By Nidhi Verma, Mohi Narayan and Trixie Yap
NEW DELHI/SINGAPORE (Reuters) -Indian private refiners that have leveraged cheap Russian crude to boost margins will be forced to find workarounds and rely more on traders to find new markets for their products after the latest round of European Union sanctions, traders and industry sources said.
Russia is India’s top oil supplier, and refiners such as Reliance Industries and Nayara Energy have benefited in recent years from pressure on Russian crude prices from sanctions linked to its invasion of Ukraine. Many have then exported refined products to buyers in Europe.
However in its 18th package of sanctions against Russia, approved on Friday, the European bloc banned imports of refined petroleum products made from Russian crude coming from third countries, excluding a handful of Western nations.
It has also placed direct sanctions on Nayara Energy, a refinery backed by Russian oil major Rosneft. The package will be phased in over six months.
Reliance, India’s largest buyer of Russian oil and refined products exporter, shipped an average of 2.83 million barrels of diesel and 1.5 million barrels of jet fuel per month to Europe in the first seven months of this year, LSEG shiptracking data showed.
That roughly accounted for nearly 30% and 60% of its respective exports of the two products.
Nayara Energy typically exports four million barrels or more of refined products including diesel, jet fuel, gasoline and naphtha per month, though only jet fuel typically heads to European markets, LSEG and Kpler shiptracking data showed.
Under the sanctions, traders are likely to play a bigger role in placing refined products made from Russian crude, the sources said. Given the long phase-in time, they are likely to get creative with routes, they added.
For diesel, traders are likely to swap Indian supplies with Middle East cargoes for export to Europe, Singapore-based traders said. They may also ship Indian cargoes to floating storage facilities in the Middle East or West Africa to be re-exported, they added.
For jet fuel, Indian refiners may either divert cargoes to local markets or ship supplies to Asia, they said.
Reliance and Nayara did not immediately respond to requests for comment.
The changes will benefit traders by generating more trade flows, but will be costly for producers and consumers, said an Asian trader. Europe, heading into winter, may have to pay higher prices for refined fuel, he added.
Nayara said in a statement on Monday it condemned the EU’s “unjust and unilateral” decision to impose sanctions on the company, while India said on Friday it does not support the EU’s “unilateral sanctions”.
Indian state refiners, which also buy Russian crude, are likely to be less affected by the sanctions as they sell most of their fuel locally and export through tenders, mostly to buyers in Asia, including Singapore, refining sources said.
Indian state refiner Mangalore Refinery and Petrochemicals Ltd said the company’s diesel exports were unlikely to be affected by the latest sanctions.
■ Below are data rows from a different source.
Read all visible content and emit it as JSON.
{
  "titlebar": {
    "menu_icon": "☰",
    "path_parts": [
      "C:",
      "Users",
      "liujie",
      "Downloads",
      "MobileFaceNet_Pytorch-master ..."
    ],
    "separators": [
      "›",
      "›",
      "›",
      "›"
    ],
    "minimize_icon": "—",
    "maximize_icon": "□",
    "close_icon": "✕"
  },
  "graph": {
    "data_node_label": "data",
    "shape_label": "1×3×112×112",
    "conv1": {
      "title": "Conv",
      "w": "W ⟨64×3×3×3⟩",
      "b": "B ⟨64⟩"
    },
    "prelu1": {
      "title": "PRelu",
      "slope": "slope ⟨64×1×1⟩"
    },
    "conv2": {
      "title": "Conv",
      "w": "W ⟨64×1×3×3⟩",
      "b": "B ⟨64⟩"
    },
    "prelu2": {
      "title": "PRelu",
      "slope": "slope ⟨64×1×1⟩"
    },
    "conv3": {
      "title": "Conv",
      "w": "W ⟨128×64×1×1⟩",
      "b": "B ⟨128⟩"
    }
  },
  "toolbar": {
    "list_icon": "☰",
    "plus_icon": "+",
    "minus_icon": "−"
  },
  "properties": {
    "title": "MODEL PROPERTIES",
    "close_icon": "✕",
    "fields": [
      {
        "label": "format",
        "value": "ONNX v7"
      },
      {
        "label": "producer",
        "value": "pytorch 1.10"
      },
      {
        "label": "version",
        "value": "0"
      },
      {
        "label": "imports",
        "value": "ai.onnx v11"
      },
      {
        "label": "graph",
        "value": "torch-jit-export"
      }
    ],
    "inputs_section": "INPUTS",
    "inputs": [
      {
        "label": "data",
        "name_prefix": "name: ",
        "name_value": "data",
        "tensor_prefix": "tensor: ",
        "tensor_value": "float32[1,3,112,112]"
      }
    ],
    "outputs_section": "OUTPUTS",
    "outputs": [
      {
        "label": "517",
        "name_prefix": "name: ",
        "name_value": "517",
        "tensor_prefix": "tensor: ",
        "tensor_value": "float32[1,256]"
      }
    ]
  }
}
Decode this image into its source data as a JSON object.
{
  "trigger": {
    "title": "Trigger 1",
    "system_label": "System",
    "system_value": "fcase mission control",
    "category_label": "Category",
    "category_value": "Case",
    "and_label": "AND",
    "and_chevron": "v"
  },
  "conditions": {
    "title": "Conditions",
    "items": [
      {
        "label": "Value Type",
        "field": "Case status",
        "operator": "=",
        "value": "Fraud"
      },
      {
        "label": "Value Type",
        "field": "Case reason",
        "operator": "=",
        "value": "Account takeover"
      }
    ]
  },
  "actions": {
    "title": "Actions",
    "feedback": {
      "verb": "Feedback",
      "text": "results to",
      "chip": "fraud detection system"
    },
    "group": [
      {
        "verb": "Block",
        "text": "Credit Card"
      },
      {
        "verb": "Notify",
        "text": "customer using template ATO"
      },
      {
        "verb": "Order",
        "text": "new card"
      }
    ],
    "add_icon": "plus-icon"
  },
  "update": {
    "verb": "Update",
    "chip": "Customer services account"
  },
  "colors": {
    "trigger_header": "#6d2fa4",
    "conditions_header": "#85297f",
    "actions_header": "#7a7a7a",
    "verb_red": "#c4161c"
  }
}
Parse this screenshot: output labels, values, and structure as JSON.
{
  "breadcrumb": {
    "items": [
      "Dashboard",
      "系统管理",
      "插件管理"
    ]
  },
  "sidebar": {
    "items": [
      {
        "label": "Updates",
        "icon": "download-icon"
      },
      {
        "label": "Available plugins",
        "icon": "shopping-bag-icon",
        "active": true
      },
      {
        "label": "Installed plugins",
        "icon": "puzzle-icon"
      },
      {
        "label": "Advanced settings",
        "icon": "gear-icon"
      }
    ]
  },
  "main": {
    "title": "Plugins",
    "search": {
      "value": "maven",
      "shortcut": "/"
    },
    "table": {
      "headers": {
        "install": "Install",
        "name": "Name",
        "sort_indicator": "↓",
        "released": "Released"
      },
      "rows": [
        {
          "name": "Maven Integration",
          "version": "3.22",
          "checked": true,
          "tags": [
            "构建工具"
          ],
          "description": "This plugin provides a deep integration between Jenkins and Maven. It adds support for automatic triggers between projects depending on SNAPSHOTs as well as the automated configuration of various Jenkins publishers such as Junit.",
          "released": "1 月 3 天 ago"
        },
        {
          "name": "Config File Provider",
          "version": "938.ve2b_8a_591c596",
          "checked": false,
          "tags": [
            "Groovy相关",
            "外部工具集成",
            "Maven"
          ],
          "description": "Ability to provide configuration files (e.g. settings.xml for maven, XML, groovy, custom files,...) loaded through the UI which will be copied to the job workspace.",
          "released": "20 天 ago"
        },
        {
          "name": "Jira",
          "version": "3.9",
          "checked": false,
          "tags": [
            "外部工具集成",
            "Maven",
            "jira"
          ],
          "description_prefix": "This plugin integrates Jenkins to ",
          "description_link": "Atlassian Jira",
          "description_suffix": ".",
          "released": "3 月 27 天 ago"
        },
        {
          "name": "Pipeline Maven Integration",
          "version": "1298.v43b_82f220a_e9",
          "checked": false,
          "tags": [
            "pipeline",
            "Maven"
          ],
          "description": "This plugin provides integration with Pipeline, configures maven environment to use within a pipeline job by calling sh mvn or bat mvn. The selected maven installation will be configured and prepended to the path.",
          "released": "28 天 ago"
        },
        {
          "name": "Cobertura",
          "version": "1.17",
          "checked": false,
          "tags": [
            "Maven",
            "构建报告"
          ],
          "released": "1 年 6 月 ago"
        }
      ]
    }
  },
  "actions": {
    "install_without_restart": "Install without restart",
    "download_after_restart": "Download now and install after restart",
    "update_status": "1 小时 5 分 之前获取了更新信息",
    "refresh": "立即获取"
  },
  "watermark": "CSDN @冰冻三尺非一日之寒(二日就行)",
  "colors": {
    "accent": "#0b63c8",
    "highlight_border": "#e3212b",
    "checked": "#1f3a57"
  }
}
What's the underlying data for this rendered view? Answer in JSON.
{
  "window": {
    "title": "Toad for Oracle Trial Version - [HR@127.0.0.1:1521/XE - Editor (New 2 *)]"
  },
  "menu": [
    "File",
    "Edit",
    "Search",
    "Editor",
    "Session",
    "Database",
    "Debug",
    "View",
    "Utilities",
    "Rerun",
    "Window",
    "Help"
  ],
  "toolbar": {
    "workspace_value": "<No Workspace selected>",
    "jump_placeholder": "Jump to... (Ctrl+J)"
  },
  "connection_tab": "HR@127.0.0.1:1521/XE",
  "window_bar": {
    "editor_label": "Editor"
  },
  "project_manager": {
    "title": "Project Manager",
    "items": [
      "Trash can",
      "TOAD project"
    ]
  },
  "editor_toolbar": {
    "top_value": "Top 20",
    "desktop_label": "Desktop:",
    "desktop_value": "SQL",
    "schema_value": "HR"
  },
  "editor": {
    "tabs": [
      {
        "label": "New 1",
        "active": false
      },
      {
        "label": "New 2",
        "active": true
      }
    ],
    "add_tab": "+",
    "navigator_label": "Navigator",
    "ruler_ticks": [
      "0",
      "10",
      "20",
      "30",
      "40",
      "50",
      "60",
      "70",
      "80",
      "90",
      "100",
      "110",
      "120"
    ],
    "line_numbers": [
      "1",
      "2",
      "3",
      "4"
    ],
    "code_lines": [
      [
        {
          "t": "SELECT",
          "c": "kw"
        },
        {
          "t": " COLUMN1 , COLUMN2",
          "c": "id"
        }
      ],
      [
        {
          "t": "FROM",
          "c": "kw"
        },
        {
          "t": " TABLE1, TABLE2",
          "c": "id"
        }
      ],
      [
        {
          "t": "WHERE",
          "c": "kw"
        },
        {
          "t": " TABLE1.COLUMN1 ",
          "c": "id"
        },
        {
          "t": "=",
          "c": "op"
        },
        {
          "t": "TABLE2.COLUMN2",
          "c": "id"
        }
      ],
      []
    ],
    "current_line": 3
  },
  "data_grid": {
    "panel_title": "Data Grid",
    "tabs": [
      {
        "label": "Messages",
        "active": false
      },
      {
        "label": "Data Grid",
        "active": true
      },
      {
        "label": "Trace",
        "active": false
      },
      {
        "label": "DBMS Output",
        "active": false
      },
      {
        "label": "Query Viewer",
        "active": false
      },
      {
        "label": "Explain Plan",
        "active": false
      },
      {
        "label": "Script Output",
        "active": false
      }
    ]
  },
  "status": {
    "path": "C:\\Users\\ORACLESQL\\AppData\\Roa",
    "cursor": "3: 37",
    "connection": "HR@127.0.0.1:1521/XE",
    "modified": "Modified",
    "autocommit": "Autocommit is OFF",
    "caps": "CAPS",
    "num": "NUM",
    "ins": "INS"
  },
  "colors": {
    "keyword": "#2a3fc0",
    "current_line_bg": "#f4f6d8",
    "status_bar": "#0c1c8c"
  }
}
Traders in recent months sold some of MRPL’s diesel parcels in the UK, according to LSEG. “We don’t directly sell our diesel to the end customer. It is all picked up through a tendering process by a trader,” managing director M Shyamprasad Kamath said, adding that he does not see problems in selling refined fuels due to the sanctions.
Following the EU sanctions, Nayara Energy amended the terms of a naphtha tender issued on Monday to obtain payment in advance, a tender document seen by Reuters showed.